Dit is een cd om stil van te worden en te blijven: een soundtrack voor de romantiek van veel te kleine studentenkamertjes in New York. Een 'La Bohème' van deze tijd, waarin de personages zich niet (zoals in Puccini's opera) situeren temidden van romantische, gekwelde dichters en schilders, maar in een grootstadse weemoed van klezmer, zigeurmuziek en rootsklanken.
De muzikale smeltkroes waarmee de New Yorkse scene nu al jaren boeiende groepen aflevert, is bij het Tin Hat Trio nooit extreem: invloeden blijven invloeden. Wat centraal staat is de puurheid van de melodie, hetgeen heel geconcentreerde muziek oplevert.

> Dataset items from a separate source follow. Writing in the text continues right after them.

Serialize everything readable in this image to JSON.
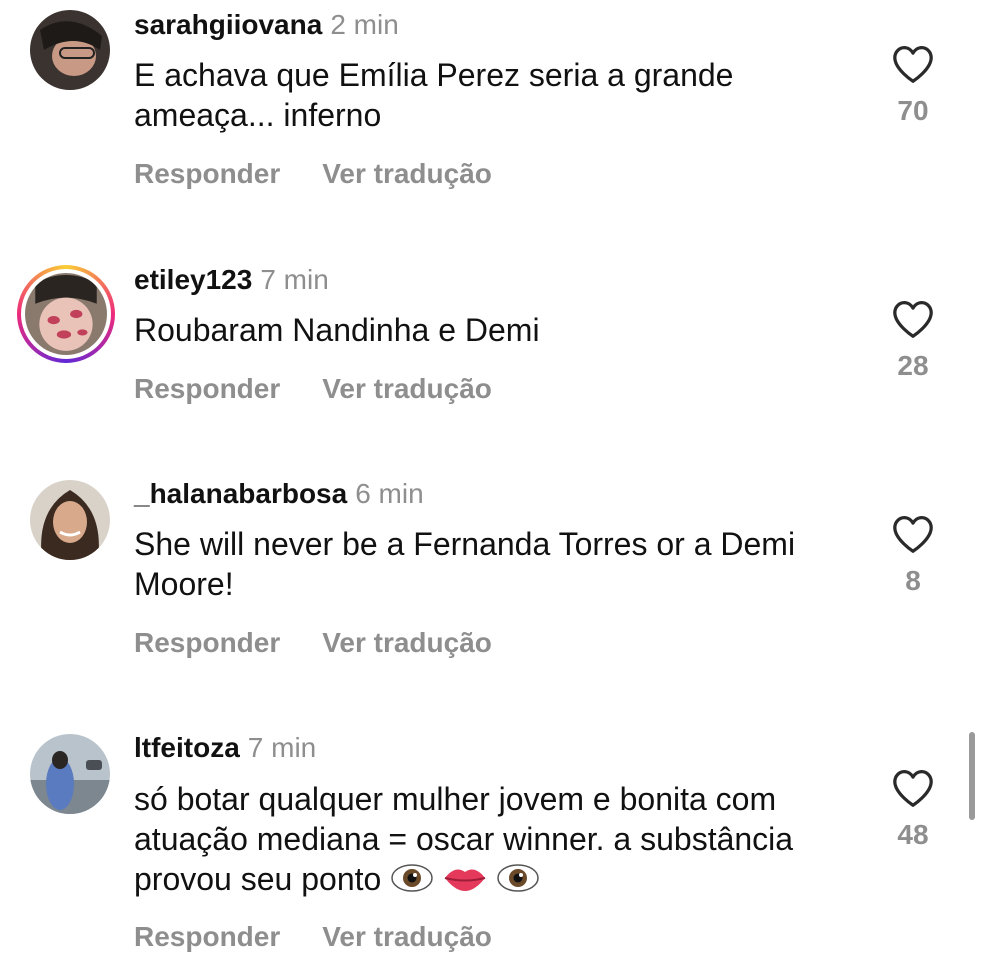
{
  "comments": [
    {
      "username": "sarahgiiovana",
      "time": "2 min",
      "text": "E achava que Emília Perez seria a grande ameaça... inferno",
      "reply_label": "Responder",
      "translate_label": "Ver tradução",
      "likes": "70",
      "has_story": false
    },
    {
      "username": "etiley123",
      "time": "7 min",
      "text": "Roubaram Nandinha e Demi",
      "reply_label": "Responder",
      "translate_label": "Ver tradução",
      "likes": "28",
      "has_story": true
    },
    {
      "username": "_halanabarbosa",
      "time": "6 min",
      "text": "She will never be a Fernanda Torres or a Demi Moore!",
      "reply_label": "Responder",
      "translate_label": "Ver tradução",
      "likes": "8",
      "has_story": false
    },
    {
      "username": "ltfeitoza",
      "time": "7 min",
      "text": "só botar qualquer mulher jovem e bonita com atuação mediana = oscar winner. a substância provou seu ponto",
      "emojis": [
        "eyes",
        "lips",
        "eyes"
      ],
      "reply_label": "Responder",
      "translate_label": "Ver tradução",
      "likes": "48",
      "has_story": false
    }
  ],
  "colors": {
    "text": "#111111",
    "muted": "#8e8e8e",
    "story_ring": [
      "#f9ce34",
      "#ee2a7b",
      "#6228d7"
    ]
  },
  "icons": {
    "like": "heart-outline-icon"
  }
}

De arrangementen zijn niet echt polyfoon, daarvoor is de plaats van de hoofdmelodie te centraal. Toch krijgt elke begeleidende partij een eigen rol in het geheel zodat de muziek heel licht en zwierig klinkt. Bovendien wordt de toon op 'Book of Silk' ook weer bepaald door de unieke instrumentencombinatie. Met een centrale plaats voor (alt)viool, accordeon en akoestische gitaar(-achtigen) is het chanson nooit ver weg. Trompet, prepared piano en speelgoedpiano en de mandolineachtige klank van de marxophone (citer) passen echter al minder in het clichébeeld, om van de gasten Zeena Parkins (harp) en Bryan Smith (tuba) nog maar te zwijgen.
Waar sommigen zich met een dergelijke klankrijkdom al zouden beperken tot louter jammen, doen de muzikanten het hier heel wat nauwkeuriger. De perfectie en de zuiverheid waarmee gespeeld wordt en de voorzichtigheid van de solo's vergroten alleen maar de impact van de muziek. Alleen op deze manier kunnen harp en tuba perfect geïntegreerd worden. De subtiele klankmenging van 'The Clandestine Adventures of Ms. Merz' of het zuchtende ensemblespel van 'Company' maken brandhout van het cliché dat muzikale perfectie gevoel zou doden.
Met hun typische klankcombinatie en traditionele composities roepen het Tin Hat Trio en hun gasten meer dan eens de nostalgische sfeer van oude, grijsbruine stadsbeelden op: paardentrams, bolhoeden, hoepeljurken, wandelstokken en paraplu's. Maar 'Book of Silk' gaat verder. Parkins harp zorgt voor het benevelende of het sprookjeselement terwijl de glijdende dobro zwemen blues en country door de muziek stuurt. In 'March of the Smallest Feet' komen deze uitersten samen in een mysterieuze combinatie van roots, betoverende mist en oosterse mystiek. Ook 'Hotel Aurora' klinkt buitengewoon. Op de latinachtige gitaarpartij wordt een weemoedige melodie geplaatst door viool en accordeon, waarbij andere strijkers zacht fluitend komen rondspoken.
Wie het iets abstracter wil, kan terecht bij 'Elliott Crater Family'. Hier wordt alles op klank gezet met het geluid van rammelende snaren en het onvatbare tingelende van harp, piano en gedempte, waardoor de melodie naar het achterplan verwezen wordt. In 'Light Black from Pole to Pole' mag dan een accordeonmelodie rondhangen, de twee door elkaar wriemelende strijkers zouden zo weggelopen kunnen zijn uit een klankweefsel van Ligeti.
Het afsluitende 'Empire of Light' is de enige track met een vocale inbreng. Omringd door strijkers, klarinet en akoestische gitaar wordt Carla Kihlstedt een jaren '30 chansonnière, gehoord vanuit de radio. En de nostalgie wordt weer eens betovering.